Beyond the appeal of both artists as performers of outstanding ability, the programs they will appear in are of more than passing interest.
Rana is eschewing the “a bit of this/ a bit of that” approach so often favoured by young pianists on the rise. Here she plays two works by Schumann — Abegg Variations and Symphonic Etudes — then devotes the entire second half of her program to the wonderful, enigmatic Preludes of Chopin.
Could there be any better repertoire for a developing pianist who believes life informs art? The aphoristic 24 Preludes are one of the wonders of the Romantic era; though they have their virtuoso moments, they create a universe of miniatures, quite the artistic and emotional workout for any pianist, let alone one who is aged just 20.
At the VSO, Glennie demonstrates both her technical prowess and her commitment to expanding the percussion repertoire: with pre- modern works very thin on the ground, Glennie has made it her mission to work with composers. Back in the day, Randolph Peters happened to be composer in residence with the Winnipeg Symphony when Bramwell Tovey was its music director. Peters’s party piece for celebrating our orchestra’s landmark season is a full- length percussion concerto inspired by medical writer Oliver Sacks’s book Musicophilia: Tales of Music and the Brain.
Peters writes: “In the past decade we have witnessed an explosion of new research dealing with the brain, hormones and neurotransmitters and how they relate to music. Oliver Sacks is one of the first to write about this fascinating new field of study.
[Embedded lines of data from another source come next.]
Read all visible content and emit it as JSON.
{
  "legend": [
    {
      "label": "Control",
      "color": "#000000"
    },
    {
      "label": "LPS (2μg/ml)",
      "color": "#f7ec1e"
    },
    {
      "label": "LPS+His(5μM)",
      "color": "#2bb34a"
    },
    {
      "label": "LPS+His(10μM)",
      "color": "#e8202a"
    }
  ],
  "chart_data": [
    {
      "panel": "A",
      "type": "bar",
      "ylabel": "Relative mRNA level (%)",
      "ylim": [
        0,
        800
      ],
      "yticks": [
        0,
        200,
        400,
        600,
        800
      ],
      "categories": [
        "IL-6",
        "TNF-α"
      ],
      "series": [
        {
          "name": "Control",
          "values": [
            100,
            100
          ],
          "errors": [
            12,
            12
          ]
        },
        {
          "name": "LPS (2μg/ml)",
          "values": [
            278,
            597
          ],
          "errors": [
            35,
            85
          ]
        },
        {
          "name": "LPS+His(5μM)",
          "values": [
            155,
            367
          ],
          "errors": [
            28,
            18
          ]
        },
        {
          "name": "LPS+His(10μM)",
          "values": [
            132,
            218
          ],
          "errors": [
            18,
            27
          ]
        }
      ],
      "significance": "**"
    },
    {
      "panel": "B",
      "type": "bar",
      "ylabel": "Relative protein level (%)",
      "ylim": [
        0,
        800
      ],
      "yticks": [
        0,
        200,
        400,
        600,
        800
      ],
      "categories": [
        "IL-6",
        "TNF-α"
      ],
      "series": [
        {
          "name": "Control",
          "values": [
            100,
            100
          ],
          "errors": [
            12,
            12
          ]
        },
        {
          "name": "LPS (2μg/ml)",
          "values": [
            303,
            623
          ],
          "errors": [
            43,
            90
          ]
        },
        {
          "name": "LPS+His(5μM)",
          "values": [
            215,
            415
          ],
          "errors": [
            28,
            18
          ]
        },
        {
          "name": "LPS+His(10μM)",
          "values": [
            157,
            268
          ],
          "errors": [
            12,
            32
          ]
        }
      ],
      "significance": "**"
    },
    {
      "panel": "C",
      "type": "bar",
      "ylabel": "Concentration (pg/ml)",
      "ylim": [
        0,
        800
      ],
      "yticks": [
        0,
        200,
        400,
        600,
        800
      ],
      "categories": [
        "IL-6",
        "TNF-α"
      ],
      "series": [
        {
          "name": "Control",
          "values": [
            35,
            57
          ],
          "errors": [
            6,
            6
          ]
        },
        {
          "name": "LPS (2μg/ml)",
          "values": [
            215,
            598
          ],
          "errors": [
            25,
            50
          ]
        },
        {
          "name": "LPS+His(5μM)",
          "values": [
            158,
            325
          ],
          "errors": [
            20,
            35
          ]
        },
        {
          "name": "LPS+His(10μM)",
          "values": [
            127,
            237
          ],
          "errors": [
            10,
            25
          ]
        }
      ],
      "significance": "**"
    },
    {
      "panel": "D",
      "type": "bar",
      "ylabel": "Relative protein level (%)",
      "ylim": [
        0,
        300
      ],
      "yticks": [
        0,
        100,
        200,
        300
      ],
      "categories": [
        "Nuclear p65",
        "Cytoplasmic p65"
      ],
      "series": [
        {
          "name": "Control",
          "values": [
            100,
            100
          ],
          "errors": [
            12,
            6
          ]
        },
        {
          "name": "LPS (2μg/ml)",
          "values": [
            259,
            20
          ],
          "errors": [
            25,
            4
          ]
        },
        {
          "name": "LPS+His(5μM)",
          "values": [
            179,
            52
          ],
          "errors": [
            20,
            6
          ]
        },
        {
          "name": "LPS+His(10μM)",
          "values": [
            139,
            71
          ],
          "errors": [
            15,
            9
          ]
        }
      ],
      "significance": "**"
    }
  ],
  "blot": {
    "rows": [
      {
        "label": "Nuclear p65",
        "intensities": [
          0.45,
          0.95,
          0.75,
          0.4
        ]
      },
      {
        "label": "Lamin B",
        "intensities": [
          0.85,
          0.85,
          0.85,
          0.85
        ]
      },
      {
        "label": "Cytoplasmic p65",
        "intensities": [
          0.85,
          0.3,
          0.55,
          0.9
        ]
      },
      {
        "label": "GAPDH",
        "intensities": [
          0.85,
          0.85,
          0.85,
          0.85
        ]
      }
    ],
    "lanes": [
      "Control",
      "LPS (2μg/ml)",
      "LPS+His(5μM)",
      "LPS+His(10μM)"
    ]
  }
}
His narrative reports are based on actual cases where unusual brain conditions have caused strange and surprising ways of experiencing music. The idea for this concerto was to take the most interesting ‘ conditions’ that Oliver Sacks writes about and turn them into movements of a longer piece of music. This is music about the way we hear music.”
And while Glennie commands the concerto slot in the VSO’s Saturday and Monday programs, the rest of the concert is classic Tovey, the sort of program that could easily have been heard at this summer’s Proms at the Albert Hall. In a nod to the 200th birthday of Giuseppi Verdi, the Force of Destiny Overture precedes the new concerto. Then it’s Paul Hindemith’s Symphonic Metamorphosis on Themes of Carl Maria von Weber, a deadpan title for a charming work that simply bristles with spirit and humour; then Maurice Ravel’s inimitable Bolero.
There’s going to be lots of classics and heavyweight repertoire at the VSO later in this celebratory year. Why not kick off the season with a end- of-summer flurry of orchestral showpieces?